Blank-slatism: against humanity again

Blank-slatism can be hazardous to public health. In response to the recent race-specific drug approval:

More worrisome, bioethicists warn that greenlighting a drug for only one race sets a dangerous precedent. "This can fuel social conceptions that there are meaningful genetic differences between races," says Jonathan D. Kahn, assistant professor of law at Hamline University in St. Paul, Minn. [emphasis mine]

Science ought to be subordinated to social engineering, then? The rate of heart disease among blacks is higher, and it seems to be an awful disservice not to allow this fact—got that? fact—to be addressed by pharmaceutical companies.

At least one critic attempts to dress it up in medical terms:

"This development with BiDil is a foot in the door -- the first step of what could be seen as racialized medicine,'' said Troy Duster, a New York University sociologist. "Race is too crude a measure. We should be looking at the individual and his and her biochemical makeup -- not whether he or she is black or white.'' [emphasis mine]

This would be nice, except that there aren't enough resources for each individual person to be served with individually-tailored drugs by drug companies.

Opposition to the drug doesn't seem to be based on science at all. That would be a perfectly acceptable criticism. No, it's driven by anti-scientific ideology. People's lives are at stake; it's cruel to let blank-slatism in the way of health.

Share this

So, Randall, do you think

So, Randall, do you think that white people who want to take BiDil ought to be stopped or discouraged from doing so by the federal government?
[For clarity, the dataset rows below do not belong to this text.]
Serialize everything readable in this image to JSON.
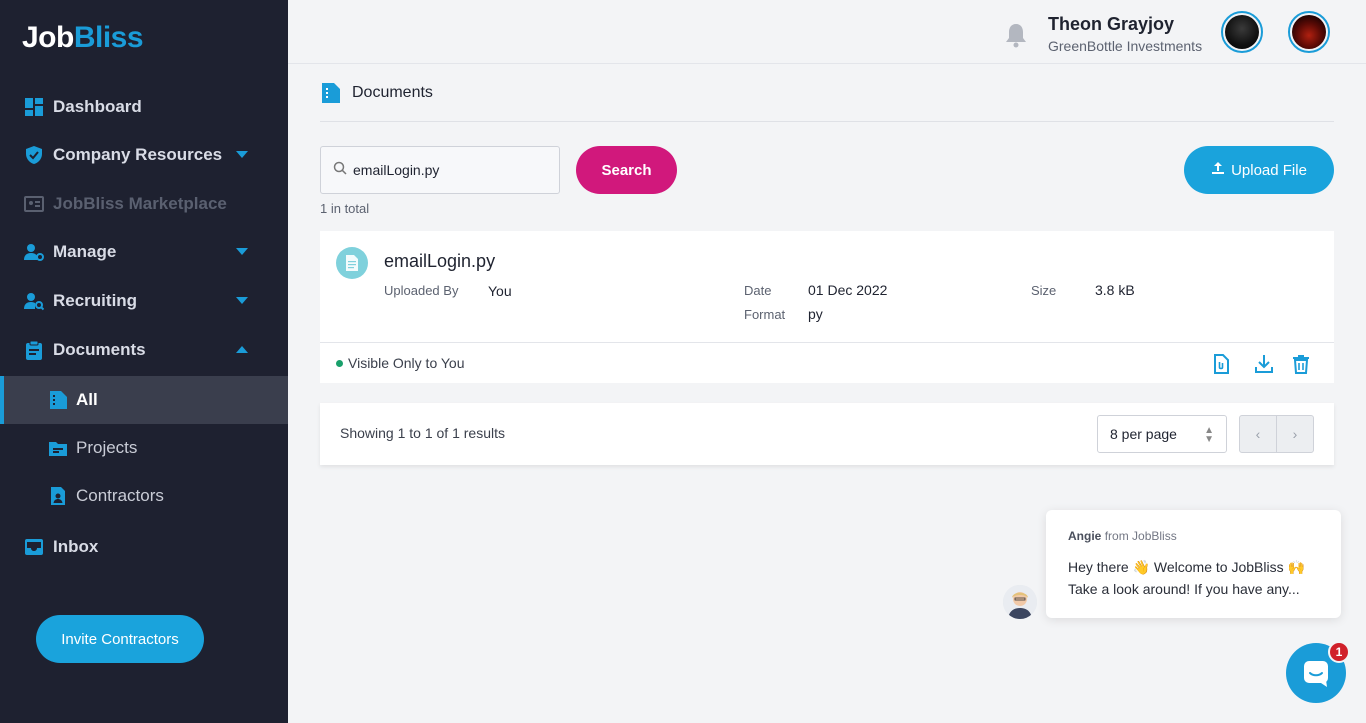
{
  "brand": {
    "logo_text_1": "Job",
    "logo_text_2": "Bliss"
  },
  "colors": {
    "accent": "#1a9cd8",
    "primary_button": "#d1187c",
    "sidebar": "#1e2130"
  },
  "sidebar": {
    "items": [
      {
        "label": "Dashboard",
        "icon": "dashboard-icon"
      },
      {
        "label": "Company Resources",
        "icon": "shield-icon"
      },
      {
        "label": "JobBliss Marketplace",
        "icon": "marketplace-icon"
      },
      {
        "label": "Manage",
        "icon": "people-settings-icon"
      },
      {
        "label": "Recruiting",
        "icon": "person-search-icon"
      },
      {
        "label": "Documents",
        "icon": "clipboard-icon"
      },
      {
        "label": "Inbox",
        "icon": "inbox-icon"
      }
    ],
    "documents_sub": [
      {
        "label": "All",
        "icon": "document-icon"
      },
      {
        "label": "Projects",
        "icon": "folder-icon"
      },
      {
        "label": "Contractors",
        "icon": "contractor-file-icon"
      }
    ],
    "invite_label": "Invite Contractors"
  },
  "header": {
    "user_name": "Theon Grayjoy",
    "company": "GreenBottle Investments"
  },
  "page": {
    "breadcrumb": "Documents",
    "search_value": "emailLogin.py",
    "search_button": "Search",
    "upload_button": "Upload File",
    "total_text": "1 in total"
  },
  "document": {
    "name": "emailLogin.py",
    "uploaded_by_label": "Uploaded By",
    "uploaded_by": "You",
    "date_label": "Date",
    "date": "01 Dec 2022",
    "format_label": "Format",
    "format": "py",
    "size_label": "Size",
    "size": "3.8 kB",
    "visibility": "Visible Only to You"
  },
  "pagination": {
    "summary": "Showing 1 to 1 of 1 results",
    "per_page": "8 per page",
    "prev": "‹",
    "next": "›"
  },
  "chat": {
    "sender": "Angie",
    "from_text": "from JobBliss",
    "line1": "Hey there 👋 Welcome to JobBliss 🙌",
    "line2": "Take a look around! If you have any...",
    "badge": "1"
  }
}
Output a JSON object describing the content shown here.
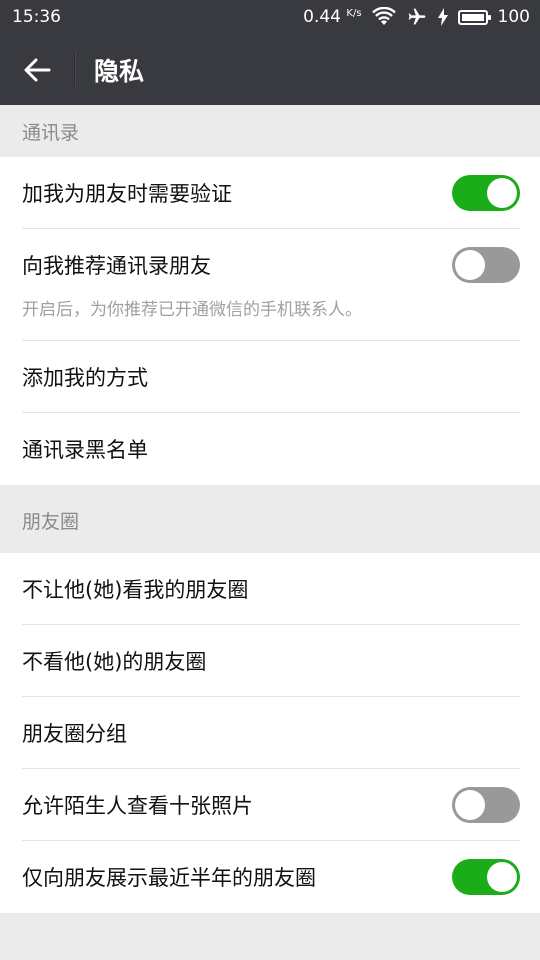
{
  "status": {
    "time": "15:36",
    "speed": "0.44",
    "speed_unit": "K/s",
    "battery": "100"
  },
  "appbar": {
    "title": "隐私"
  },
  "contacts_section": {
    "header": "通讯录",
    "items": [
      {
        "label": "加我为朋友时需要验证",
        "toggle": "on"
      },
      {
        "label": "向我推荐通讯录朋友",
        "toggle": "off",
        "hint": "开启后，为你推荐已开通微信的手机联系人。"
      },
      {
        "label": "添加我的方式"
      },
      {
        "label": "通讯录黑名单"
      }
    ]
  },
  "moments_section": {
    "header": "朋友圈",
    "items": [
      {
        "label": "不让他(她)看我的朋友圈"
      },
      {
        "label": "不看他(她)的朋友圈"
      },
      {
        "label": "朋友圈分组"
      },
      {
        "label": "允许陌生人查看十张照片",
        "toggle": "off"
      },
      {
        "label": "仅向朋友展示最近半年的朋友圈",
        "toggle": "on"
      }
    ]
  },
  "colors": {
    "bar": "#393a3f",
    "toggle_on": "#1aad19",
    "toggle_off": "#999999"
  }
}
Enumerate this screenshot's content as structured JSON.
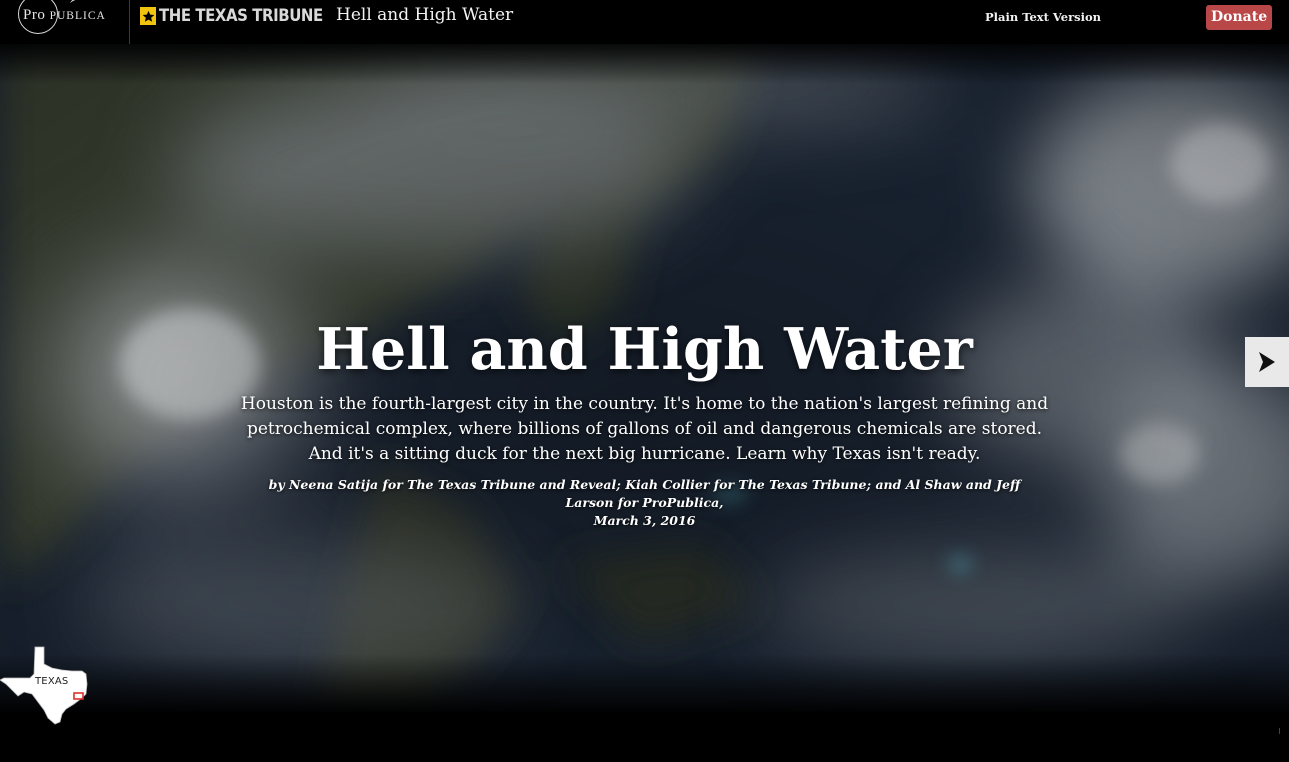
{
  "header": {
    "propublica_logo": {
      "name": "ProPublica",
      "prefix": "Pro",
      "rest": "Publica"
    },
    "texas_tribune_logo": "THE TEXAS TRIBUNE",
    "title": "Hell and High Water",
    "plain_text_link": "Plain Text Version",
    "donate_label": "Donate"
  },
  "hero": {
    "title": "Hell and High Water",
    "dek": "Houston is the fourth-largest city in the country. It's home to the nation's largest refining and petrochemical complex, where billions of gallons of oil and dangerous chemicals are stored. And it's a sitting duck for the next big hurricane. Learn why Texas isn't ready.",
    "byline": "by Neena Satija for The Texas Tribune and Reveal; Kiah Collier for The Texas Tribune; and Al Shaw and Jeff Larson for ProPublica,",
    "date": "March 3, 2016",
    "next_icon": "chevron-right-icon"
  },
  "locator_map": {
    "label": "TEXAS",
    "highlight_color": "#d9342b"
  },
  "colors": {
    "donate_bg": "#b94747",
    "tribune_star": "#f1c40f",
    "background": "#000000"
  }
}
I mean, that's what "race-specific drug approval" means, y'know.

I believe the objectors

I believe the objectors correctly identify this as the starting fall of a long line of dominoes -- dominoes they perceive as providing a necessary 'steam control' that holds our society together. Whether they are correct or not will be seen...

Classic neo-Luddite

Classic neo-Luddite political correctness, how I love it so.

Rad Geek, I doubt you'll

Rad Geek,
I doubt you'll find anyone on this site advocating the government restricting access to drugs. The fact is that in this situation, thanks to the FDA, you have only undesirable options to choose from. The decision of whether a drug is beneficial for a particular patient isn't up to that patient and his physician. The FDA won't approve a drug unless it can show benefit in clinical trials, and so far the only benefit that the drug company has been able to demonstrate for BiDil is in African Americans. So you get your choice: either you get behind race-specific drug approval, the drug goes on the market, and at least some people who could benefit from the drug get access to it (including possible off-label use, I assume), or you oppose race-specific drug approval, the drug doesn't go on the market at all, and no one who could possibly benefit from the drug gets it. Unfortunately, such are the choices you get when the nanny state controls people's access to medicines.

Rad Geek, Perhaps I was not

Rad Geek,
Perhaps I was not clear. As I understand it, the outcomes we were discussin are the only possible ones given the way the FDA works. Say you're ill and you volunteer for a clinical trial, and the drug is an amazing success for you. It's a miracle, the best thing you've ever tried, it comepletely transforms your life, which before that had been ruined by illness. However, when the drug company analyzes the data, there's no significant difference between the drug group and the control group. For whatever reason, the wonderful effect you got didn't happen for enough people in the drug group to bring the difference from the control group to the level of statistical significance. When FDA looks at the data, they don't say "well, this drug was great for a few people. Let's put it on the market so it can help these few." They look at the whole trial, and say "this drug does not have enough benefit to justify approving it. Denied." As I understand, this is what happened with BiDil in large trials including people of all races. It was not until the trials focused on African-Americans that they achieved the visible benefit the FDA wants to see. I completely agree that approval of BiDil for everyone would be the best outcome, with the decision between the patient and doctor (keeping in mind that I oppose the existence of the FDA in the first place). But because of the way the drug approval process works, it's not among the outcomes that the FDA will consider. Consequently, you kind of have to take what you can get in this situation.

Lisa: The fact is that in

Lisa:

The fact is that in this situation, thanks to the FDA, you have only undesirable options to choose from. The decision of whether a drug is beneficial for a particular patient isn’t up to that patient and his physician. The FDA won’t approve a drug unless it can show benefit in clinical trials, and so far the only benefit that the drug company has been able to demonstrate for BiDil is in African Americans.

The FDA approves lots of drugs that work well for some groups of people but not for others. Sometimes contraindicators are known and sometimes they aren't. This includes everything from oral contraceptives to mood stabilizers.

So why not come out for "approving" BiDil for everybody, without regard to race? If questions about race and medicine need to be mooted, let them be mooted in the doctor's office instead of the regulatory agencies.

"Race-specific approval" means restricting the liberty of a race of people to choose their own medications. The best solution is to abolish the FDA, but until that happens, why dicker about race politics when the obvious solution is more permissiveness rather than selective permissiveness?